Я обхватила его широкую спину, ощущая под пальцами теплый твид пиджака. Впервые он был так близко, что я чувствовала его запах: едва уловимый сладковатый аромат лосьона после бритья и свежеотглаженной рубашки.
Грохоча мы неслись по мощеным булыжником улицам, ветер бил мне в лицо, сердце замирало на спусках, а я могла думать лишь о том, что мои руки сжимают его крепкий торс; и мне даже казалось, я чувствовала, как бьется его сердце.
Он улыбался мне, когда мы прощались, его щеки разрумянились от быстрой езды, и в тот момент он вдруг из далекого и недосягаемого стал таким дружески близким, что я с трудом поборола желание поцеловать его в щеку. Хотелось вприпрыжку бежать по лестнице и кричать во все горло. Завтра мне предстоял ранний подъем, а сна опять не было ни в одном глазу.
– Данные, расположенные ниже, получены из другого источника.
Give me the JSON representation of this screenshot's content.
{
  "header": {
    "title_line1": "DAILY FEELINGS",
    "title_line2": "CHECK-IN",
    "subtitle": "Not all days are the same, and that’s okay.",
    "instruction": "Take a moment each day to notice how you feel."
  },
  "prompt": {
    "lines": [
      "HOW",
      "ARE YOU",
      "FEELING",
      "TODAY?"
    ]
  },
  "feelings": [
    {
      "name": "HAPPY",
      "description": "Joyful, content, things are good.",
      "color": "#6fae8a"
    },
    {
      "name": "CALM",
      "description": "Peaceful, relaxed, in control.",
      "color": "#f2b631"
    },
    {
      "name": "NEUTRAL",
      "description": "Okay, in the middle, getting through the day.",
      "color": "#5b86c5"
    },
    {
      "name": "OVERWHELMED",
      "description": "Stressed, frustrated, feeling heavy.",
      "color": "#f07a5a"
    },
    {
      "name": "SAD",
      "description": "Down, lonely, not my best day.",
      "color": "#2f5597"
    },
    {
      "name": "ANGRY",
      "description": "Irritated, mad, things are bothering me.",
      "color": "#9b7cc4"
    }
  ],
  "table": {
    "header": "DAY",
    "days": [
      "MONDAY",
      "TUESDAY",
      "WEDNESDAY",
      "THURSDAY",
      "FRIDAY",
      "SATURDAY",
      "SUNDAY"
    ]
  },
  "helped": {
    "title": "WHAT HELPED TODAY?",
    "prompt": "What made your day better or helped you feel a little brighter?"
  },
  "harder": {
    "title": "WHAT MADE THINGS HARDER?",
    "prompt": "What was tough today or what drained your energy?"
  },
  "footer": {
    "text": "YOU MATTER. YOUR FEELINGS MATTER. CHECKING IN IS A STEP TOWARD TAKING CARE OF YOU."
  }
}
Я знала, что, поднявшись к себе, рухну на кровать и буду до утра фантазировать о тех скупых десяти минутах, что мы провели наедине в студии, и о короткой поездке на мотоцикле, когда я могла чувствовать его запах. Я знала, что такие фантазии непременно закончатся вкусом его губ, знала, что завтра реальность и мечты так перемешаются, что одно от другого будет уже не отделить, знала, что дорога, которую я избрала, идет в никуда, но моя болезнь прогрессировала и было слишком поздно сопротивляться.